Credit pict; here
Iya, sesuatu itu adalah Kiarakuma, dan rupanya, kurator sinting itu tahu benar apa yang sedang kurasa dan kuinginkan.
.
Kiarakuma.
Namanya bagus, kan? Aku tak ingat kapan menamainya begitu. Sekonyong-konyong nama itu menetes dari bibir ketika sosoknya didekap erat oleh sepasang mataku.
Saat pertama kali menemukannya, dia sedang berdiri di samping piano tua. Tubuhnya yang indah terbalut kain usang berwarna merah dengan corak bunga tulip yang menyakitkan mata. Wajahnya tampak polos, tapi seksi.
“Kau menyukainya?” Kala itu, seorang teman bertanya padaku sambil tersenyum penuh maksud. Sejurus aku terdiam dan gelagatku yang salah tingkah telah menjadi jawaban mutlak atas pertanyaan konyol itu. “Bawa pulang saja, biar kalian sama-sama senang,” katanya sebelum tertawa keras sekali.
“Sama-sama senang bagaimana?” tanyaku pura-pura tak mengerti, tapi temanku malah melengang pergi sambil menghisap cerutunya.
Temanku yang itu memang tak pernah banyak bicara—tak banyak bukan berarti tak pernah—entah karena malas atau memang tak berminat menghambur-hamburkan kosakata. Yang jelas, dalam diamnya dia menjelma menjadi pemerhati yang hebat. Entah harus senang atau marah saat tahu jika diriku menjadi satu dari sekian banyak objek yang diperhatikannya. Tapi kalau dipikir-pikir, untuk apa aku marah? Toh dia tidak menghakimiku.

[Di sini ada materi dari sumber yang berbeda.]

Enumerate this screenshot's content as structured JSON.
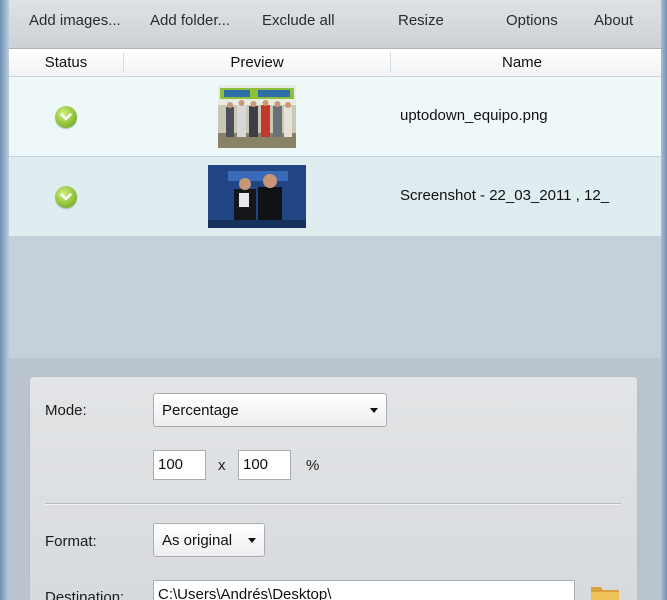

Aku ingat, di suatu malam dia pernah datang ke rumahku sambil membawa tiga botol besar bir hitam. Begitu kubukakan pintu, dia cekikikan sambil bertanya, “Bagaimana? Asyik, kan, dia?” Kujawab saja apa adanya; ya, Kiarakuma adalah makhluk paling asyik yang pernah kutahu. Aku suka dia dari atas sampai bawah dan dari luar sampai dalam.
Kami pun duduk bersama di ruang televisi, minum bir sambil makan kacang. Dia bercerita tentang bisnisnya yang sedang oke, istrinya yang selingkuh, dan anak perempuannya yang ‘dibawa kabur’ oleh juragan minyak. Ah, tentu saja bercerita di sini adalah bercerita a la dia; ngawur, memakan kacang atau meneguk birnya setelah berhasil menyelesaikan satu kalimat. Tak perlu lah prolog atau apa, tahu-tahu konflik ceritanya ia muntahkan, lalu dengan dinginnya dia akan bilang, “Aku tak tahu, sebenarnya ini masalah atau lelucon?” Ya, katanya sejak dulu dia selalu kesulitan untuk membedakan mana masalah dan mana lelucon. Parah sekali hidupnya.

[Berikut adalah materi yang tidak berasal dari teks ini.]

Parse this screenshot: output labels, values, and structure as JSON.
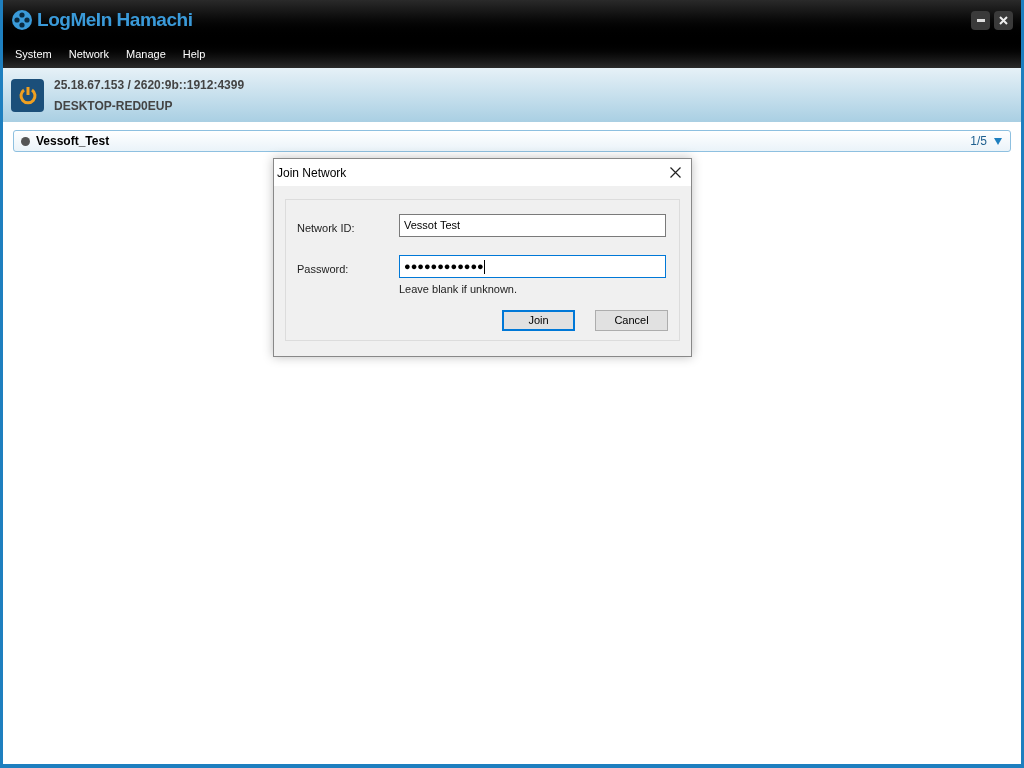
{
  "window": {
    "title": "LogMeIn Hamachi"
  },
  "menu": [
    "System",
    "Network",
    "Manage",
    "Help"
  ],
  "client": {
    "address": "25.18.67.153 / 2620:9b::1912:4399",
    "name": "DESKTOP-RED0EUP"
  },
  "networks": [
    {
      "name": "Vessoft_Test",
      "count": "1/5",
      "expanded": true
    }
  ],
  "dialog": {
    "title": "Join Network",
    "fields": [
      {
        "label": "Network ID:",
        "value": "Vessot Test",
        "focused": false
      },
      {
        "label": "Password:",
        "value": "●●●●●●●●●●●●",
        "focused": true,
        "hint": "Leave blank if unknown."
      }
    ],
    "buttons": [
      {
        "label": "Join",
        "default": true
      },
      {
        "label": "Cancel",
        "default": false
      }
    ]
  }
}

“Apa kau punya rencana untuk merajut kisah cinta sungguhan?”
Pertanyaan yang dilontarkan pria itu selalu saja membuatku seperti tengah dicium Medusa. Aku tak mengerti, dia itu punya sejenis indera keenam atau apa. Aku selalu merasa tertangkap basah setiap kali ditanyai ini dan itu olehnya. Mengerikan.
Aku kenal dia enam bulan lalu. Di Jogja, ketika aku hadir ke acara pameran seni. Dia adalah kuratornya—kurator sinting bisa dibilang. Saat pertama kali melihatnya, kata sinting langsung menggantung di depan wajah. Padahal kalau dilihat secara visual dia itu relatif normal, saat pertama kali berbincang pun kurasa dia cukup waras. Tapi, kesintingannya langsung menguar saat ia membisikkan sesuatu ke telinga kiriku. “Lihat, deh, yang di pojok itu. Seksi banget, kan?” Aku tahu dia sedang serius, karena beberapa detik setelah mengumandangkan pernyataan eksentrik itu, ekspresi wajahnya menjadi—ah, sudahlah—mungkin hanya kami yang pria saja yang paham.
Oh, kembali ke cerita.
Setelah terpekur beberapa saat, aku pun menjawab, “Tidak tahu, mungkin punya. Memangnya kenapa?”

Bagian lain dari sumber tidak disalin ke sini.